|
Rickshaw is one of the oldest vehicles of Kolkata. It may be a matter of surprise that the city manages to retain the hackneyed rickshaw along with the present day transport systems like the metro railway. The long parallel bars and colourful seats with the ‘tung tang’ rhythm of the bells, make Rickshaw an emblem of Kolkata tradition.
In India, hand-pulled rickshaws are only seen in this city. It doesn’t mean that latest technologies are not welcome in this city. Most of the places in Kolkata have cycle rickshaw and auto rickshaw facility. There are an estimated 24,000 rickshaw pullers in Kolkata. But hand-pulled rickshaws are mostly confined to the traditional localities of this city. Bowbazar, College Street, Hogg Market, Bhowanipur, Kalighat, Shyambazar, Amherst Street, Ballygunge are the localities of ‘Rickshaw Communities’.
The vehicle is marked as the most convenient and cheap transport. There are rickshaw pullers who are kept on monthly basis to give a regular trip to the schools. Moreover they are very dutiful and humble. One will have to spend a minimum of five rupees to take a small trip. Before Independence the minimum charge was 1 anna only.

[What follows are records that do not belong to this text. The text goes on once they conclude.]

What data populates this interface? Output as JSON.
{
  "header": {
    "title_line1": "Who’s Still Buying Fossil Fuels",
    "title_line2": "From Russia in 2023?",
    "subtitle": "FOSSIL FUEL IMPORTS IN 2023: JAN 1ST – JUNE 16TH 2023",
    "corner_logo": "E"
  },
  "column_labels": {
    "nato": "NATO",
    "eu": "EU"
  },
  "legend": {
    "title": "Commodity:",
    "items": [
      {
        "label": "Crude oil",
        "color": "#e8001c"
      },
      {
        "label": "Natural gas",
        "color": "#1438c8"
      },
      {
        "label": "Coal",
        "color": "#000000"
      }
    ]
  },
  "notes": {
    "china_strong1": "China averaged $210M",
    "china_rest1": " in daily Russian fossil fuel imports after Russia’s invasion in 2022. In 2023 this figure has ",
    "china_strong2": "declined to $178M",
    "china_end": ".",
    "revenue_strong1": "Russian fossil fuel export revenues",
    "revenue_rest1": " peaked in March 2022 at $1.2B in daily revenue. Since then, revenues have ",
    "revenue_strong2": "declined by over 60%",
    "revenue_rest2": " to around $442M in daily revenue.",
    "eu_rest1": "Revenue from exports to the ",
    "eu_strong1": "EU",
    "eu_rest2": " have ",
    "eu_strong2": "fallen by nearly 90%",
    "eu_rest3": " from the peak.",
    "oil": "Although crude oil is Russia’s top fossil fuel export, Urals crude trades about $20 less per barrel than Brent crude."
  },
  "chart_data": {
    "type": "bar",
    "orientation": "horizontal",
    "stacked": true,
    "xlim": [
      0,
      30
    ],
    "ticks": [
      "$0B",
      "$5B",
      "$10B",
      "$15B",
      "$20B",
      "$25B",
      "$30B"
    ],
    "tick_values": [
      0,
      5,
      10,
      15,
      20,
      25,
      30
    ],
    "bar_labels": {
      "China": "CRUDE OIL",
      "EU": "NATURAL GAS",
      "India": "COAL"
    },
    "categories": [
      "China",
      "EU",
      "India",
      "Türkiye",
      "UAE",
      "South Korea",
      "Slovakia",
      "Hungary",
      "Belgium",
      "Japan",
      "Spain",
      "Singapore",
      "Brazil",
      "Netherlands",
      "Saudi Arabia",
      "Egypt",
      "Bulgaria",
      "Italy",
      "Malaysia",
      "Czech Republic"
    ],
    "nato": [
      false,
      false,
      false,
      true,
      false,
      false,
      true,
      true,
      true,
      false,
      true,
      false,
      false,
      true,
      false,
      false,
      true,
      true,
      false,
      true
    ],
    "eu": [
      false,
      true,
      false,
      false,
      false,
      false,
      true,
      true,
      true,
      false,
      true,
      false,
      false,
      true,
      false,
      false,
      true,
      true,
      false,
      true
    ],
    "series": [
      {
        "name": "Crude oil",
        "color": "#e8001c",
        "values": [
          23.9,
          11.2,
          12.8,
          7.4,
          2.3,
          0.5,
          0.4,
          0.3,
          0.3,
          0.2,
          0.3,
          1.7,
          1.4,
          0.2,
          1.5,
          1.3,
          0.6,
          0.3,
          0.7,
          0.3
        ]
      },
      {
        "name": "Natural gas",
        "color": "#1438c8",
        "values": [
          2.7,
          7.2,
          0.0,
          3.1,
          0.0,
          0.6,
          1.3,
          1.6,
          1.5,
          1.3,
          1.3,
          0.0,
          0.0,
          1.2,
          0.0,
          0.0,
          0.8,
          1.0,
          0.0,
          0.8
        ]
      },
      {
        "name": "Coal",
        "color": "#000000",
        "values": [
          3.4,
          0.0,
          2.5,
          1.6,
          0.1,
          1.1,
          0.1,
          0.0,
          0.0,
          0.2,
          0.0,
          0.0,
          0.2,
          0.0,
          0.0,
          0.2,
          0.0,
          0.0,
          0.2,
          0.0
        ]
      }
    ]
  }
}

Laxman Ray stands at a crossroads, eyeing four lanes of oncoming traffic. His hair is gray, his feet are bare on the hot asphalt, and his well-muscled arms are balancing the tool of his trade: a hand-pulled rickshaw. Then he makes his dash, banging a bell and pulling a semi-terrified passenger from the mad, honking thoroughfare into a quiet, shop-filled lane.
The image the rickshaw pullers – of man pulling man – has always been an uncomfortable one for cosmopolitan, educated Indians. Until now, this discomfort has been balanced by the desire to allow each Indian to maintain a livelihood, no matter how humble.
We cheer for the vintage and get nostalgic when NGOs speak about the rickshaw pullers. But should we feel proud about rickshaw – the inhuman vehicle? It shocks when a plump of flesh boards on a rickshaw with heaps of luggage and orders the aged rickshaw puller to run fast. Added to all these is the barbaric attitude of the passengers ugly bargains on the rate. Can any civilized city even dare to dream that a man bent with age and lashes of poverty is pulling on double or triple weight passengers and luggage?
Rickshaw has inspired poets, artists, novelists and even filmmakers. The most controversial cinema ‘City of Joy’ was based on the traumatised life of a rickshaw puller (cast by Om Puri) and his wife (cast by Shabana Azmi). It is high time to think about the hand pullers. They should have a fixed rate chart, proper trade association to safeguard their interest and health.
Kolkata is the city of life, love and humanity – hand driven rickshaws are really tragedies. It reminds us of Ray’s last film ‘Agantuk’ (stranger) – “After 36 years of world tour, coming to Calcutta, I find my city is standing in the same position, man is pulling rickshaw…”
Originally brought to India by Chinese immigrants, rickshaws were a major technological advance over the sedan chair, or palanquin, found in 19th century Europe and Asia. Invented in Japan in the 1860s, the jin riki sha required only one puller, compared with the two to four footmen required to carry a single person on a palanquin. Rickshaws became the favored form of transport for the middle and upper classes, not just in India, but across Europe as well.
While the hand-pulled rickshaw gave way to the automobile in much of Europe by the turn of the century, and bicycle-powered rickshaws across the rest of the Indian subcontinent, they have stubbornly held their own in the job-hungry streets of Kolkata, long an economic powerhouse and home of good factory jobs, but now merely a magnet for cheap labor from Bihar, Bangladesh, and beyond.